On Tuesday, voters will be asked for the third time in a decade to overhaul the inherently political process of how Ohio redraws state legislative districts every 10 years. Voters said “no” the first two times. This time a broad coalition of Republicans, Democrats, and business, labor, government watchdog, and voting-rights groups that have often aligned on opposite sides of the issue have come together to urge voters to say “yes” on Issue 1. Many are already looking ahead at a similar bipartisan approach with congressional remapping if this one affecting only state House and Senate maps passes. “Fair districts mean fair elections,” said Catherine Turcer, policy analyst with Common Cause Ohio. “Issue 1 creates greater transparency, keeps communities together, and establishes a bipartisan plan. I look at Issue 1 as a reform decades in the making. There is general agreement that this is the proposal that will make a real change.”
Today, state legislative districts are redrawn by the Ohio Apportionment Board following each U.S. Census to adjust for population shifts over the prior decade. The board consists of the governor, secretary of state, state auditor, and two lawmakers from opposite sides of the aisle.
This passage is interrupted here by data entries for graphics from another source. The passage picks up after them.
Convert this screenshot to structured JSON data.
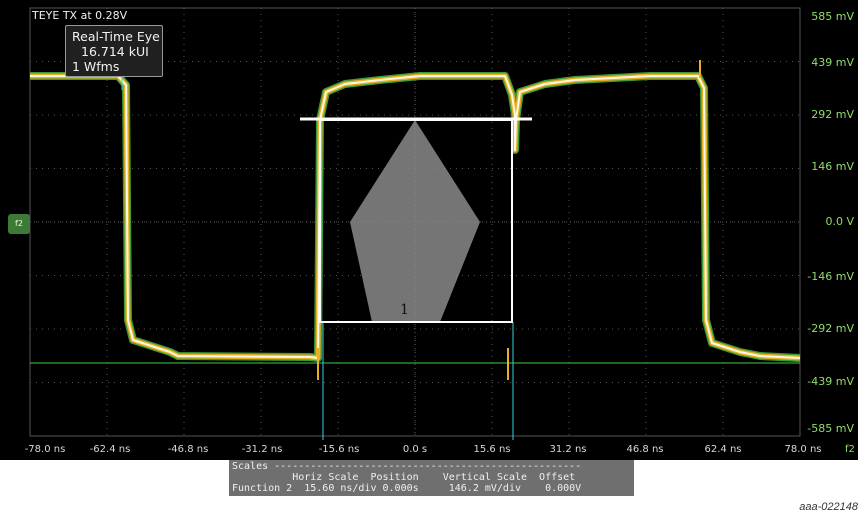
{
  "title": "TEYE TX at 0.28V",
  "info_box": {
    "line1": "Real-Time Eye",
    "line2": "16.714 kUI",
    "line3": "1 Wfms"
  },
  "ref_marker_label": "f2",
  "mask_number": "1",
  "x_axis_channel": "f2",
  "y_axis": {
    "tick_labels": [
      "585 mV",
      "439 mV",
      "292 mV",
      "146 mV",
      "0.0 V",
      "-146 mV",
      "-292 mV",
      "-439 mV",
      "-585 mV"
    ],
    "values_mV": [
      585,
      439,
      292,
      146,
      0,
      -146,
      -292,
      -439,
      -585
    ]
  },
  "x_axis": {
    "tick_labels": [
      "-78.0 ns",
      "-62.4 ns",
      "-46.8 ns",
      "-31.2 ns",
      "-15.6 ns",
      "0.0 s",
      "15.6 ns",
      "31.2 ns",
      "46.8 ns",
      "62.4 ns",
      "78.0 ns"
    ],
    "values_ns": [
      -78.0,
      -62.4,
      -46.8,
      -31.2,
      -15.6,
      0.0,
      15.6,
      31.2,
      46.8,
      62.4,
      78.0
    ]
  },
  "scales_panel": {
    "header": "Scales ---------------------------------------------------",
    "columns": "          Horiz Scale  Position    Vertical Scale  Offset",
    "row": "Function 2  15.60 ns/div 0.000s     146.2 mV/div    0.000V",
    "function": "Function 2",
    "horiz_scale": "15.60 ns/div",
    "position": "0.000s",
    "vertical_scale": "146.2 mV/div",
    "offset": "0.000V"
  },
  "figure_id": "aaa-022148",
  "colors": {
    "background": "#000000",
    "axis_label": "#8fdc6c",
    "trace_outer": "#3c9a3a",
    "trace_mid": "#e8b020",
    "trace_core": "#fff6e8",
    "mask_fill": "#8a8a8a",
    "mask_outline": "#ffffff"
  }
}
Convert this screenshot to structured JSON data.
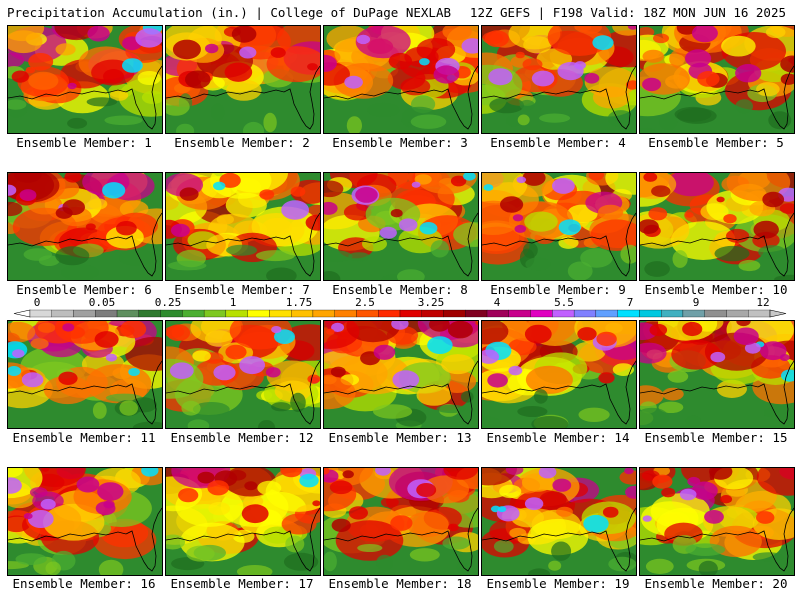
{
  "header": {
    "left": "Precipitation Accumulation (in.) | College of DuPage NEXLAB",
    "right": "12Z GEFS | F198 Valid: 18Z MON JUN 16 2025"
  },
  "members": [
    {
      "label": "Ensemble Member: 1"
    },
    {
      "label": "Ensemble Member: 2"
    },
    {
      "label": "Ensemble Member: 3"
    },
    {
      "label": "Ensemble Member: 4"
    },
    {
      "label": "Ensemble Member: 5"
    },
    {
      "label": "Ensemble Member: 6"
    },
    {
      "label": "Ensemble Member: 7"
    },
    {
      "label": "Ensemble Member: 8"
    },
    {
      "label": "Ensemble Member: 9"
    },
    {
      "label": "Ensemble Member: 10"
    },
    {
      "label": "Ensemble Member: 11"
    },
    {
      "label": "Ensemble Member: 12"
    },
    {
      "label": "Ensemble Member: 13"
    },
    {
      "label": "Ensemble Member: 14"
    },
    {
      "label": "Ensemble Member: 15"
    },
    {
      "label": "Ensemble Member: 16"
    },
    {
      "label": "Ensemble Member: 17"
    },
    {
      "label": "Ensemble Member: 18"
    },
    {
      "label": "Ensemble Member: 19"
    },
    {
      "label": "Ensemble Member: 20"
    }
  ],
  "colorbar": {
    "tick_labels": [
      "0",
      "0.05",
      "0.25",
      "1",
      "1.75",
      "2.5",
      "3.25",
      "4",
      "5.5",
      "7",
      "9",
      "12"
    ],
    "colors": [
      "#d8d8d8",
      "#bdbdbd",
      "#a0a0a0",
      "#7d7d7d",
      "#5f8f5f",
      "#2f7a2f",
      "#2e8b2e",
      "#4caf32",
      "#7ec820",
      "#b8e000",
      "#ffff00",
      "#ffe000",
      "#ffc000",
      "#ffa500",
      "#ff8000",
      "#ff5500",
      "#ff2a00",
      "#e00000",
      "#c00000",
      "#a00000",
      "#800020",
      "#a0005a",
      "#c8008c",
      "#e000c0",
      "#c060ff",
      "#8080ff",
      "#60a0ff",
      "#00e0ff",
      "#00c8e0",
      "#40b0c0",
      "#70a0a8",
      "#909090",
      "#a8a8a8",
      "#c0c0c0"
    ]
  },
  "map_colors": {
    "background": "#2e8b2e",
    "coast": "#000000"
  }
}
Whichever party controls the process has often “gerrymandered” odd-shaped districts to give itself partisan advantage. Republicans have held the pen in the last two cycles, and today they hold super-majorities of 65-34 in the House and 23-10 in the Senate.
Issue 1 would amend the Ohio Constitution to expand the renamed Ohio Redistricting Commission with two more legislative appointees from opposite political stripes. It would require at least two votes from the minority party to adopt a new map that would hold for the next decade.